Ici, dans un village paumé, au cœur des années 60, Robert (Christian Hecq), le personnage principal, est un vieux garçon, déficient et dément, élaborant un téléport dans sa chambre/garage. Couvé par Odette, sa mère (Christine Murillo), avide de potins, hypocrite au demeurant, qui vit tout à côté dans une caravane avec son petit chien, ce scientifique du dimanche va d’expérience en expérience, plus ou moins fructueuses, trouver le moyen de se téléporter, pour de vrai. Petit problème : une mouche s’est infiltrée dans le téléport avec lui…

Si les premières minutes sont relativement molles, le temps d’absorber le décor (Audrey Vuong) plutôt grandiose, la suite plonge dans du théâtre de boulevard, gras de sur-articulation et gesticulation. Ce n’est qu’après la transformation de Robert que l’ambiance change et qu’on retrouve les lignes de fuite d’antan, devant cet homme-mouche, répugnant, diabolique et monstrueux que fait Christian Hecq.

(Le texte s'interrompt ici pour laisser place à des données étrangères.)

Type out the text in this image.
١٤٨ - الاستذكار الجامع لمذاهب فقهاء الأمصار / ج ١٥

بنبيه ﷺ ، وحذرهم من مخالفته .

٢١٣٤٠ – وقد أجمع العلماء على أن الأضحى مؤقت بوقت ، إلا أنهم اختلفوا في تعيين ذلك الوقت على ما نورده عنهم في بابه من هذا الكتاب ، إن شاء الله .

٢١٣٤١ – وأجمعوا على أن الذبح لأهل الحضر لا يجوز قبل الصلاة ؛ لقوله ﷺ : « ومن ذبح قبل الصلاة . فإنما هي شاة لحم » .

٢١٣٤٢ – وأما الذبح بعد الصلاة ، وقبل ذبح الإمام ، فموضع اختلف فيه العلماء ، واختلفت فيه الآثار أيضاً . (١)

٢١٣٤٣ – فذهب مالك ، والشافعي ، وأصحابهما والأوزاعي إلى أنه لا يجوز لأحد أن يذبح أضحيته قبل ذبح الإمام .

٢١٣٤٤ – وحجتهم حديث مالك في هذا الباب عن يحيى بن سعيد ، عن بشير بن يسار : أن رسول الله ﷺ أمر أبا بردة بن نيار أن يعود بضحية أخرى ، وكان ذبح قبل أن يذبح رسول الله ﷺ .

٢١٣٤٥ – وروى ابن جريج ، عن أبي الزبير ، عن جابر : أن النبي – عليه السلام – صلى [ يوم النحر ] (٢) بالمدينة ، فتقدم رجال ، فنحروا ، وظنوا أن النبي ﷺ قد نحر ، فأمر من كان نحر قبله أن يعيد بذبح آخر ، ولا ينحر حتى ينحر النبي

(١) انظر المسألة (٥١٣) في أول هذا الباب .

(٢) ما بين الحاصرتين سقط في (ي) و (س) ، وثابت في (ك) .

L’aspect premier degré de la nouvelle de Langelaan, écrite pour faire peur, comme un roman policier plein d’angoisse et de suspense, est majoritairement effacé pour laisser place au rire. Ce que Cronenberg avait plutôt bien absorbé dans son film, en y ajoutant le glamour d’une histoire d’amour bravant toutes les différences – une morale à la Belle et la Bête –, Lesort et Hecq le bafouent au profit d’une pièce rigolote mais moins profonde.

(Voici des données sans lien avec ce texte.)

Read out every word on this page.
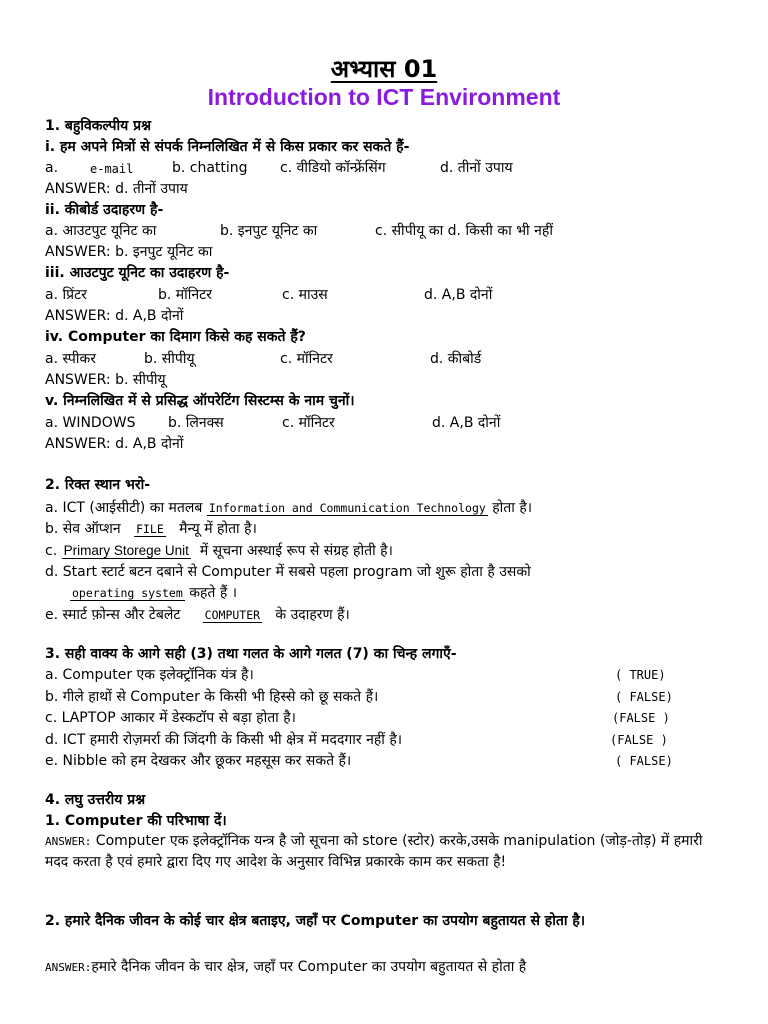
अभ्यास 01
Introduction to ICT Environment
1. बहुविकल्पीय प्रश्न
i. हम अपने मित्रों से संपर्क निम्नलिखित में से किस प्रकार कर सकते हैं-
a.	e-mail	b. chatting c. वीडियो कॉन्फ्रेंसिंग	d. तीनों उपाय
ANSWER: d. तीनों उपाय
ii. कीबोर्ड उदाहरण है-
a. आउटपुट यूनिट का	b. इनपुट यूनिट का	c. सीपीयू का d. किसी का भी नहीं
ANSWER: b. इनपुट यूनिट का
iii. आउटपुट यूनिट का उदाहरण है-
a. प्रिंटर	b. मॉनिटर	c. माउस	d. A,B दोनों
ANSWER: d. A,B दोनों
iv. Computer का दिमाग किसे कह सकते हैं?
a. स्पीकर	b. सीपीयू	c. मॉनिटर	d. कीबोर्ड
ANSWER: b. सीपीयू
v. निम्नलिखित में से प्रसिद्ध ऑपरेटिंग सिस्टम्स के नाम चुनों।
a. WINDOWS b. लिनक्स	c. मॉनिटर	d. A,B दोनों
ANSWER: d. A,B दोनों
2. रिक्त स्थान भरो-
a. ICT (आईसीटी) का मतलब Information and Communication Technology होता है।
b. सेव ऑप्शन FILE मैन्यू में होता है।
c. Primary Storege Unit में सूचना अस्थाई रूप से संग्रह होती है।
d. Start स्टार्ट बटन दबाने से Computer में सबसे पहला program जो शुरू होता है उसको
operating system कहते हैं ।
e. स्मार्ट फ़ोन्स और टेबलेट COMPUTER के उदाहरण हैं।
3. सही वाक्य के आगे सही (3) तथा गलत के आगे गलत (7) का चिन्ह लगाएँ-
a. Computer एक इलेक्ट्रॉनिक यंत्र है।	( TRUE)
b. गीले हाथों से Computer के किसी भी हिस्से को छू सकते हैं।	( FALSE)
c. LAPTOP आकार में डेस्कटॉप से बड़ा होता है।	(FALSE )
d. ICT हमारी रोज़मर्रा की जिंदगी के किसी भी क्षेत्र में मददगार नहीं है।	(FALSE )
e. Nibble को हम देखकर और छूकर महसूस कर सकते हैं।	( FALSE)
4. लघु उत्तरीय प्रश्न
1. Computer की परिभाषा दें।
ANSWER: Computer एक इलेक्ट्रॉनिक यन्त्र है जो सूचना को store (स्टोर) करके,उसके manipulation (जोड़-तोड़) में हमारी मदद करता है एवं हमारे द्वारा दिए गए आदेश के अनुसार विभिन्न प्रकारके काम कर सकता है!
2. हमारे दैनिक जीवन के कोई चार क्षेत्र बताइए, जहाँ पर Computer का उपयोग बहुतायत से होता है।
ANSWER:हमारे दैनिक जीवन के चार क्षेत्र, जहाँ पर Computer का उपयोग बहुतायत से होता है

Il y a dans La Mouche tous les ingrédients d’un bon spectacle mais la semoule ne gonfle pas… Hormis, Christian Hecq, étrange, effrayant, bon, et ce décor incroyablement saisissant, cette incartade au théâtre, de ce chef-d’œuvre de la littérature de genre, ne convainc qu’à moitié. On a bien compris l’idée de téléporter le roman noir en farce, et là devant, quand les puristes crieront au « dommage », les autres riront à gorge déployée. Le crime profite toujours à quelqu’un… Enfin, cette Mouche ressemble à du théâtre de série B, sans péjorative dans le terme, qui plaira tout de même à qui de droit.